The Pedestrian has a cool idea and aesthetic, but it falls back on just pretty typical puzzle-platformer and one-hit-death platformer tropes that prevent it from being very interesting beyond the nifty premise.

The core aesthetic of this game is rad. You play as a little person icon that adventures through various signage through a dreamlike city. When you reach the exit of one sign, you’ll pan the camera through the environment to a new sign. This part of the game is its shining achievement. It works well as transitions between levels, but the best is when the surfaces the levels are drawn on have some physicality in the greater world. Example, there’s a point where a level is on the side of a large crate that’s suspended from a crane. The crate rocks back and forth as it moves and stops with the crane. It’s a cool conceit done well.

The main mechanical gimmick involves you arranging the signs and connecting the exits. There are some clever variations of this throughout the game, but it’s never as interesting as I hoped. One the reasons it falls short of its potential is reliance on very ordinary puzzle-platformer conventions. If you’ve played a puzzle-platformer in the last 15 years then you’ve already experienced a lot of what this game does. The addition of moving rooms around and altering which rooms they connect to tends to make things feel more tedious than clever.

This is especially expressed when you fail. For most of the game, if you touch an obstacle (like a buzzsaw or laser beam) you die and the level resets. Occasionally you have to intentionally die to reset the world, but often death means you have redo the puzzle you just did from the beginning. This wouldn’t be so bad but the game doesn’t have the sort of precise control of a more Meatboy-like game. The platforming is never so demanding, but sometimes the lack of precision will cause an annoying death or you’ll end up putting an item in a place you didn't intend. Then you have to do the last 5 minutes over when you already solved the puzzle in your head 10 minutes ago.

The actual puzzle design is also rather uninspiring. They have some real clever ideas, but never quite put them together to make fun puzzles. Many of them devolve into situations where you know exactly what to do and you just need to execute it in the correct order. On the occasions where I did find myself stuck, it was mostly because of some fiddly solutions that almost always involved the game’s equivalent of backtracking.
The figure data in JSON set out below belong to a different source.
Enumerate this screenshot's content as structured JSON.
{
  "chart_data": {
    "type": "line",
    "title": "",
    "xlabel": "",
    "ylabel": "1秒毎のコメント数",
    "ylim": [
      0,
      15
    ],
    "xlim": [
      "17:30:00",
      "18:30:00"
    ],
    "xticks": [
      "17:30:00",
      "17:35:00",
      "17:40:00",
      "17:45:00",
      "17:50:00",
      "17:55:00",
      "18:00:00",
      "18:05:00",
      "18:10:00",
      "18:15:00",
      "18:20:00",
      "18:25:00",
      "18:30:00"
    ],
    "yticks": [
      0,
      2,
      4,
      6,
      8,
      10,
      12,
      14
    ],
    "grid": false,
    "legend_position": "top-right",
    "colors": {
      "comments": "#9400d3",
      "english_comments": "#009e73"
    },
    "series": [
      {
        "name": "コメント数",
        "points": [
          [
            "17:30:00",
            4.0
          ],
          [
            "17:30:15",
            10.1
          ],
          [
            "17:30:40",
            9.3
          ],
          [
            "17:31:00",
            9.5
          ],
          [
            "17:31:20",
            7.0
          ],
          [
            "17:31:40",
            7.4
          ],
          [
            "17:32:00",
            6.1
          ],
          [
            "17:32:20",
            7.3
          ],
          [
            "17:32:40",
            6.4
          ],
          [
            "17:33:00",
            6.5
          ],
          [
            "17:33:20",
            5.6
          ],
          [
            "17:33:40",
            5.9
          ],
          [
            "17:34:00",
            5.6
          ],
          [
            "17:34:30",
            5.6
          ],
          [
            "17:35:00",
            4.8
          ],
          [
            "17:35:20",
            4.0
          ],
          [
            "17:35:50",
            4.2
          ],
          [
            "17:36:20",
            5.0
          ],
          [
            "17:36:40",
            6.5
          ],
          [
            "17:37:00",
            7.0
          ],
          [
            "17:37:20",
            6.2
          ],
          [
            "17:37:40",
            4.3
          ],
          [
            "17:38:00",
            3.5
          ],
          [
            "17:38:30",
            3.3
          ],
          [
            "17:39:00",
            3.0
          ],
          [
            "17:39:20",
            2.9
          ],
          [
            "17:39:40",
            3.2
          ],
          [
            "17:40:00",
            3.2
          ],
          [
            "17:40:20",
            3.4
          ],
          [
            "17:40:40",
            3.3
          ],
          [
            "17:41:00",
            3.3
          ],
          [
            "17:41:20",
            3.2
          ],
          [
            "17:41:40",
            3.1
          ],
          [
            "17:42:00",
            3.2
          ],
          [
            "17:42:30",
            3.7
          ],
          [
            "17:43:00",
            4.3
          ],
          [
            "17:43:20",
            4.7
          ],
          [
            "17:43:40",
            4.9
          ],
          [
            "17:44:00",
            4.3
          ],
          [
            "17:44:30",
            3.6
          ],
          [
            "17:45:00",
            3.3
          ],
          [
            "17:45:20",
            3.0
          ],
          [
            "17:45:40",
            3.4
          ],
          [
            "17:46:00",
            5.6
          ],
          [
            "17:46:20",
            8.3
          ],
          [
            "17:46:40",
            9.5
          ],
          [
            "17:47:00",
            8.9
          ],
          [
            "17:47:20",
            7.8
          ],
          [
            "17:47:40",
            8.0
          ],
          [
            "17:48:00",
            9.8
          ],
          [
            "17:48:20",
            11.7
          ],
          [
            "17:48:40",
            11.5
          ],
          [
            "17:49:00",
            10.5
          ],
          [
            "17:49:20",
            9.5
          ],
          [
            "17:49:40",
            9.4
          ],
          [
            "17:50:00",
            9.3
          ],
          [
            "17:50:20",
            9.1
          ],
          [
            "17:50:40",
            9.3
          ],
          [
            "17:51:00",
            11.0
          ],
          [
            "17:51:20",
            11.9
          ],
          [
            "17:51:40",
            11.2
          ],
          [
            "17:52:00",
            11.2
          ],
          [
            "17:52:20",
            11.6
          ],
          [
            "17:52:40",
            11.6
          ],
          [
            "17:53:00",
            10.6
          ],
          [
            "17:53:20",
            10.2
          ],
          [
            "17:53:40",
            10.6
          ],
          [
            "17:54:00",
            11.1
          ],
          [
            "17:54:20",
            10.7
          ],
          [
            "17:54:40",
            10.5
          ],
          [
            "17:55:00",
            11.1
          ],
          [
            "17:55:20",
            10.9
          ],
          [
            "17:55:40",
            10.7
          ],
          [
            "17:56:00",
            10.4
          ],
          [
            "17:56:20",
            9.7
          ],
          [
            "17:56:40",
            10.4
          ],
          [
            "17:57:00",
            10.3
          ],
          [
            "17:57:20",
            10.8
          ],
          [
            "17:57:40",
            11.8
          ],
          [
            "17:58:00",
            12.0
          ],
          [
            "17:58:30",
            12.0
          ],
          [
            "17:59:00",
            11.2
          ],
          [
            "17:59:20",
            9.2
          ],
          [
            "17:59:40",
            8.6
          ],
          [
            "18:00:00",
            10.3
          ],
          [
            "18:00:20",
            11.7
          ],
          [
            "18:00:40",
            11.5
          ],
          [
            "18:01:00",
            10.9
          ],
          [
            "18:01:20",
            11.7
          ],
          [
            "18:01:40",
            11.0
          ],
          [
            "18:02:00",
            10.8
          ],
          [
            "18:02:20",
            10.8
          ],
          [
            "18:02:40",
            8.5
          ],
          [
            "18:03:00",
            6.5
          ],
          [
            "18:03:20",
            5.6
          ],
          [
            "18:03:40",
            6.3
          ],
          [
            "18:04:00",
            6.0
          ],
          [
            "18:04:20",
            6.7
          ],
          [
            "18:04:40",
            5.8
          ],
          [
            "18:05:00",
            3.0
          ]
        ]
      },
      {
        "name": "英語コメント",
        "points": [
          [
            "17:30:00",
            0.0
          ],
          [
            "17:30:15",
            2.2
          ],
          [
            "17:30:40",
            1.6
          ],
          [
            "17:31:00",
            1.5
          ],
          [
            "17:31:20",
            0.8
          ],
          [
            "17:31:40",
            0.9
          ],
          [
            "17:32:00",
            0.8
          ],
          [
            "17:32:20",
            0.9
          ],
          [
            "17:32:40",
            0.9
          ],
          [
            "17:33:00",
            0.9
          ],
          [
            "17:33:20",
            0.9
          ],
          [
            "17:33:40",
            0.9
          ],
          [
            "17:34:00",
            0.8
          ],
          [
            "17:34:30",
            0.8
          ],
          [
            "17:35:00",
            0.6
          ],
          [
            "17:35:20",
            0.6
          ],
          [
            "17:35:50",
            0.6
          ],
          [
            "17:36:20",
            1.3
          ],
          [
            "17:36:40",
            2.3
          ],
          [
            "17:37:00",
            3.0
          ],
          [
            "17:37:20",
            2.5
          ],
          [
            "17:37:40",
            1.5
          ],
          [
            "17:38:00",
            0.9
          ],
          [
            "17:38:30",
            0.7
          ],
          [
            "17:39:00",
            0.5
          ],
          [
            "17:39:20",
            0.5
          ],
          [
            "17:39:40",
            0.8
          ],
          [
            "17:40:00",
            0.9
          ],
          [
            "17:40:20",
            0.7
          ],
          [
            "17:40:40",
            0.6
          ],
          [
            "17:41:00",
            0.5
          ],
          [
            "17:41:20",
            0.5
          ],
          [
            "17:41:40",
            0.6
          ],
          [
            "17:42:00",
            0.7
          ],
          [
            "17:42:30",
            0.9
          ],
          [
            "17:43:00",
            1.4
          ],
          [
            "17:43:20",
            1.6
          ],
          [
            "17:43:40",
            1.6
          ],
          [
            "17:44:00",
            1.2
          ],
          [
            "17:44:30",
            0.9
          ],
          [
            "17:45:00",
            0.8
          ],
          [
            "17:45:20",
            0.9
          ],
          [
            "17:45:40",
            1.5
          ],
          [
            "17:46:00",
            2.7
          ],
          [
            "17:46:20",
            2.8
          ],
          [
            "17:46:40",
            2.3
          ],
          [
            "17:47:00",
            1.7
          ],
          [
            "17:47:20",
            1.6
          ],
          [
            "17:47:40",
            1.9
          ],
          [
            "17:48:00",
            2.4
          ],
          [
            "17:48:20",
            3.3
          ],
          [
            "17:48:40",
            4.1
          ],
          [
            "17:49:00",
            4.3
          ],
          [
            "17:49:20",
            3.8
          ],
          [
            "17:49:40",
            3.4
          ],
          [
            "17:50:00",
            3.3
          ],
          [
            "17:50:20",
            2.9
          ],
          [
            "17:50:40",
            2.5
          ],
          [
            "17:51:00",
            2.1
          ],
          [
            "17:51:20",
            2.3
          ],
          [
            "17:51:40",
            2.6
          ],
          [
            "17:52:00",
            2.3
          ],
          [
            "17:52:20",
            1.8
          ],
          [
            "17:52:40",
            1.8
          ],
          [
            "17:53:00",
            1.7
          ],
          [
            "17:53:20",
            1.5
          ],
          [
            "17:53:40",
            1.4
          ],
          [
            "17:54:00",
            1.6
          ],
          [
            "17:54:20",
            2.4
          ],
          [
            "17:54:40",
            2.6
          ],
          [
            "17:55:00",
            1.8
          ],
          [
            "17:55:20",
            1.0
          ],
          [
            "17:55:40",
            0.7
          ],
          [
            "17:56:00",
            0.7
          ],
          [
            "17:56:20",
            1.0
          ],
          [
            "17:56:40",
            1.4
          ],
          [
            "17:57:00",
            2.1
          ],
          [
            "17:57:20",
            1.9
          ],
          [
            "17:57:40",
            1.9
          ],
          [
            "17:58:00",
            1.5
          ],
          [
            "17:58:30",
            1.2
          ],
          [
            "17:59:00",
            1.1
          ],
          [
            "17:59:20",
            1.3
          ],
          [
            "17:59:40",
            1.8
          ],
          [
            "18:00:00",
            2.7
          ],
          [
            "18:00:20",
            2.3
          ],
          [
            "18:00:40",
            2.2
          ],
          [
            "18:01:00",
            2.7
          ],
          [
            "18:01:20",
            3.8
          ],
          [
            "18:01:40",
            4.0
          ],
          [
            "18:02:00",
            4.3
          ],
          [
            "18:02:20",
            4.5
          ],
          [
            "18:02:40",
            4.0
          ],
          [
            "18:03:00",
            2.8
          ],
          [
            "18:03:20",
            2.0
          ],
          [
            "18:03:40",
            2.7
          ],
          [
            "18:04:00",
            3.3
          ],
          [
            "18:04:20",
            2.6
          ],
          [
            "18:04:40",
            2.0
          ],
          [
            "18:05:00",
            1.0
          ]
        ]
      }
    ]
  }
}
Overall I find it to be a mediocre game that has a really cool premise. I almost wish it was more about exploration than puzzle solving. Like if this game was mostly a 2D walking simulator I think I would have had a better time with it, especially considering it’s end game mechanics. As of now though, I don’t really think I could recommend it. It’s not terrible and I suspect it’ll win some awards, but it doesn’t reach its potential. I will say that I watched the current world record speedrun and it makes for a good speedrun game.